France | France, Cour administrative d'appel de Paris, 7ème chambre, 26 novembre 2019, 18PA02786


Vu la procédure suivante :

Procédure contentieuse antérieure :

M. B... E... a demandé au Tribunal administratif de Paris, d'une part, d'annuler pour excès de pouvoir l'arrêté en date du 6 février 2018 par lequel le préfet de police a rejeté sa demande de titre de séjour et lui a fait obligation de quitter le territoire français en fixant le pays de destination, et, d'autre part, d'enjoindre au préfet de police de lui délivrer un titre de séjour dans le délai d'un mois à compter de la notification du jugement, sous astreinte de 100 euros par jour de retard.
>Par un jugement n° 1802983 du 6 juillet 2018, le Tribunal administratif de Paris ...

Vu la procédure suivante :

Procédure contentieuse antérieure :

M. B... E... a demandé au Tribunal administratif de Paris, d'une part, d'annuler pour excès de pouvoir l'arrêté en date du 6 février 2018 par lequel le préfet de police a rejeté sa demande de titre de séjour et lui a fait obligation de quitter le territoire français en fixant le pays de destination, et, d'autre part, d'enjoindre au préfet de police de lui délivrer un titre de séjour dans le délai d'un mois à compter de la notification du jugement, sous astreinte de 100 euros par jour de retard.

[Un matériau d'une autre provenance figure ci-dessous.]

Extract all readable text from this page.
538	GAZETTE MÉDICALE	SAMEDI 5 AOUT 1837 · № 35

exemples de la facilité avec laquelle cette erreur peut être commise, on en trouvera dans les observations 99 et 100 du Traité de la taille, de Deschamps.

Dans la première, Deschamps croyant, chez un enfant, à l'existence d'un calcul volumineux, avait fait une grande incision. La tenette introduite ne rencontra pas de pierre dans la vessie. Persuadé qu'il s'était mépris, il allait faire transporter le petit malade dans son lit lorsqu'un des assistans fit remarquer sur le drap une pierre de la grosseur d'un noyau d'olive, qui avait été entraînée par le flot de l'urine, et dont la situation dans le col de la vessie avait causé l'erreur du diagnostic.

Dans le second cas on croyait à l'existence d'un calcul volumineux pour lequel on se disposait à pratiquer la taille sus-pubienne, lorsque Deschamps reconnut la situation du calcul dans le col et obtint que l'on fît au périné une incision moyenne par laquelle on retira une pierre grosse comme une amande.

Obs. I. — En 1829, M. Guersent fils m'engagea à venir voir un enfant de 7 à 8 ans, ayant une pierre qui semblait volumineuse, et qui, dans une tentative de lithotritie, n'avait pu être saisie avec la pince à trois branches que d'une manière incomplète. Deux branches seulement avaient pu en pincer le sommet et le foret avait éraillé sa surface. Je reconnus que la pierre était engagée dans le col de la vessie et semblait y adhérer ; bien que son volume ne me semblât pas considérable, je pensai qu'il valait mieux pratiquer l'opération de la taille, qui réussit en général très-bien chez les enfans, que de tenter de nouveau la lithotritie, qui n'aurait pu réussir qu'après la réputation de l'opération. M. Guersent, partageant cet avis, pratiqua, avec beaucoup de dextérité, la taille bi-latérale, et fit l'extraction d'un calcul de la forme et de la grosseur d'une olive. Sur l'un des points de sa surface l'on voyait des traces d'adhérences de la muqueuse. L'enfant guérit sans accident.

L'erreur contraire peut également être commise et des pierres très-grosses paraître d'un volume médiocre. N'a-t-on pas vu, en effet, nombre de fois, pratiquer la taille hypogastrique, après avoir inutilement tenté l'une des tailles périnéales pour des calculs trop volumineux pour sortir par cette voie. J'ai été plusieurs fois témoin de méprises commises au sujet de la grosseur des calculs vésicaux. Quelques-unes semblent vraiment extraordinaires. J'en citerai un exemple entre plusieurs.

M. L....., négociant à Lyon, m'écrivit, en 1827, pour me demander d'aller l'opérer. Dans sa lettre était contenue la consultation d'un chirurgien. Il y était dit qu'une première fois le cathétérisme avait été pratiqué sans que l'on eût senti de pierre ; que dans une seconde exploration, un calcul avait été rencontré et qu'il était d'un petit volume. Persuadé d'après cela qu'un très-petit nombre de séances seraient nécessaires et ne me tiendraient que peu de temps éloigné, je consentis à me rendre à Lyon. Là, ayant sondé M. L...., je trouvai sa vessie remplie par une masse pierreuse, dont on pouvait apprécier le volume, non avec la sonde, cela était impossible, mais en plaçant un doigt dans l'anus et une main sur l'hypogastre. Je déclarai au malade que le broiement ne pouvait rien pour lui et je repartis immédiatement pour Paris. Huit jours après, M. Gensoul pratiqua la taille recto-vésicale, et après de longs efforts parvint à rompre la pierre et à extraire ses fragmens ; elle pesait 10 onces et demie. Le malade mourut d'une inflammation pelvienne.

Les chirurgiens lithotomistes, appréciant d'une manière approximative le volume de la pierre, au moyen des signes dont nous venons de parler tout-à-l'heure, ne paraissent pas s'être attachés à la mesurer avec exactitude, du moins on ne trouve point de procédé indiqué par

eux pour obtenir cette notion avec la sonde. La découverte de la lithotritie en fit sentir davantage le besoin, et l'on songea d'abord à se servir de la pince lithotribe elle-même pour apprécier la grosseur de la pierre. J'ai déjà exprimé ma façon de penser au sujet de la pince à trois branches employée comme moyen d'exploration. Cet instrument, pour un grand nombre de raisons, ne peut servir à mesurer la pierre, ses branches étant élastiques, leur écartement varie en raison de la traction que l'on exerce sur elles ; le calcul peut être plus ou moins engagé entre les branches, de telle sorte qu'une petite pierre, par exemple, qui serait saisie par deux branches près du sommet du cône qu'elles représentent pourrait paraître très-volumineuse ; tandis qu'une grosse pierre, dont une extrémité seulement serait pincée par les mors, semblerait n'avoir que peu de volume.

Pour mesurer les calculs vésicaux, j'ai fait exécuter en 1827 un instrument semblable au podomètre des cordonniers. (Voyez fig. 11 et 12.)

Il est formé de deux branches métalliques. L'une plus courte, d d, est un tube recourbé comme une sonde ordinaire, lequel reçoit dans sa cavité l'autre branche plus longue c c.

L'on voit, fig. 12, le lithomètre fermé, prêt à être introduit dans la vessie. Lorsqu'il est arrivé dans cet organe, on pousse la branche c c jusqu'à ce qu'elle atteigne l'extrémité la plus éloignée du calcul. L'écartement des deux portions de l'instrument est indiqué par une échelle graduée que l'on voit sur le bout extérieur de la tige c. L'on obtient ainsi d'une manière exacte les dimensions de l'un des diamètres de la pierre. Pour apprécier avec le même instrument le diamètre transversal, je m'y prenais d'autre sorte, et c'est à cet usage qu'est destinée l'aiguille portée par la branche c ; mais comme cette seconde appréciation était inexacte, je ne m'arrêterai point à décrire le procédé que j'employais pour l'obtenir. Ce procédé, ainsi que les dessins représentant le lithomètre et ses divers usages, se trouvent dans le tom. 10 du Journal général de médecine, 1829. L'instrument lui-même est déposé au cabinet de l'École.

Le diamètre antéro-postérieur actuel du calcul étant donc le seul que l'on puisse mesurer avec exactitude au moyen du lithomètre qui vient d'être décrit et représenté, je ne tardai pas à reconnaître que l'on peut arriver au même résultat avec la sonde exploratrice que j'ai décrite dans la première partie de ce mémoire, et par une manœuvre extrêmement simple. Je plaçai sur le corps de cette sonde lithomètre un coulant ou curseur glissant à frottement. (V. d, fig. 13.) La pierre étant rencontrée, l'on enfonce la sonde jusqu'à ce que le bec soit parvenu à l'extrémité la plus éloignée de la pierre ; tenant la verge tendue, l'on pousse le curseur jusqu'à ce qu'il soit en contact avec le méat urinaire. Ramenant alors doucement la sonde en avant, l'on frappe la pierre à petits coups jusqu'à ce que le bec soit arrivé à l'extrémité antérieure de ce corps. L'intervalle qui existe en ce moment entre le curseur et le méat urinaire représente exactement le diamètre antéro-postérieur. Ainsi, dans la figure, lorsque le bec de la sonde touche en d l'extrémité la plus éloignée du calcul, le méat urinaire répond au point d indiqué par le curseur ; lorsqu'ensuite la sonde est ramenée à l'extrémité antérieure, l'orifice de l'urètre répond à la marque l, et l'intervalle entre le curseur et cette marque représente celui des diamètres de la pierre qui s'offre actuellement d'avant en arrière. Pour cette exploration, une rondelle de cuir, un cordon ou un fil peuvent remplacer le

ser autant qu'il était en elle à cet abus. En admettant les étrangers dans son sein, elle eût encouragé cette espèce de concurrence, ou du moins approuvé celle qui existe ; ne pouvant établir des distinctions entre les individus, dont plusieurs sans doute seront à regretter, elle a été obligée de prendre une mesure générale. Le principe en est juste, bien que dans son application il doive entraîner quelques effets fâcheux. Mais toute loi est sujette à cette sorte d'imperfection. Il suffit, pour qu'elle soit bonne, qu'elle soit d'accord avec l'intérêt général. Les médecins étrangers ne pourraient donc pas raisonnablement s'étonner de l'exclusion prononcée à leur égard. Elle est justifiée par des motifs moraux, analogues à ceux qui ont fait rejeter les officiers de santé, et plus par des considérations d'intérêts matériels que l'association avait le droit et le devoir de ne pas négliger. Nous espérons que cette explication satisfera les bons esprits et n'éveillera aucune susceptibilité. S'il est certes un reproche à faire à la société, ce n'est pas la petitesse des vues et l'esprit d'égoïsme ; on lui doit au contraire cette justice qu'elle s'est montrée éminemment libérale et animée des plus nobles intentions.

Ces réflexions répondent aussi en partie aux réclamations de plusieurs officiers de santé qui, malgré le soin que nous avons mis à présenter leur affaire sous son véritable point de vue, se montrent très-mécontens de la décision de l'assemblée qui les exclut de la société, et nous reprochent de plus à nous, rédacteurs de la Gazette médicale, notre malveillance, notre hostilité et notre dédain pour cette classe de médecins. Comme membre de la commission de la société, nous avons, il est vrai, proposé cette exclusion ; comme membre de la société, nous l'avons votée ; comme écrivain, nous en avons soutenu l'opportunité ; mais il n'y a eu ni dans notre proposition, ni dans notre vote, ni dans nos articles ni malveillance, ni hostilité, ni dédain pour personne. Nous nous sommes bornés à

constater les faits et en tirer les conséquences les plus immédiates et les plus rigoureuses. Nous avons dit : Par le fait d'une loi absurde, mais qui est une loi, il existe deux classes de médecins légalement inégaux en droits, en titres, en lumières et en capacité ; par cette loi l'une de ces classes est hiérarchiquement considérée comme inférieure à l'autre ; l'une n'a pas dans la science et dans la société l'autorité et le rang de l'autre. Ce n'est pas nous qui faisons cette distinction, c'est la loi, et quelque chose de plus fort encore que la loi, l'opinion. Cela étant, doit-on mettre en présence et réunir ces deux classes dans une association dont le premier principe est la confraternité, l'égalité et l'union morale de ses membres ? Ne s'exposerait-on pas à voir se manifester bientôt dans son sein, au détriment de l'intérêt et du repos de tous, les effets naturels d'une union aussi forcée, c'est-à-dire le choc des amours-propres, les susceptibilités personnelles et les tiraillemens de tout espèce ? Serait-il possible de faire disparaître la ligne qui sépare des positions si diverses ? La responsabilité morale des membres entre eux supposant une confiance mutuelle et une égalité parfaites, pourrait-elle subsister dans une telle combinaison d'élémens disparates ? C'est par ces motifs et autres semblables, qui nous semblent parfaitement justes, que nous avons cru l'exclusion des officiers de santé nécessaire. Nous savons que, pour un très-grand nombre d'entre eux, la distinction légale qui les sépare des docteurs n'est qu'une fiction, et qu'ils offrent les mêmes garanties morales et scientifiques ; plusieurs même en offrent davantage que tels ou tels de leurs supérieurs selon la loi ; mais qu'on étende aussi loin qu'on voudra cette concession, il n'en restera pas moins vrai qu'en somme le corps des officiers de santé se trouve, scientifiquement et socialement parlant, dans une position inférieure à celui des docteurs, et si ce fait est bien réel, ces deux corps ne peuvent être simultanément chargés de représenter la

Par un jugement n° 1802983 du 6 juillet 2018, le Tribunal administratif de Paris a, d'une part, annulé l'arrêté du 6 février 2018 du préfet de police, d'autre part, enjoint au préfet de police, sous réserve d'un changement substantiel dans la situation de droit ou de fait de M. E..., de délivrer à ce dernier un titre de séjour dans le délai de trois mois à compter de la notification du jugement, enfin, rejeté le surplus des conclusions de la requête.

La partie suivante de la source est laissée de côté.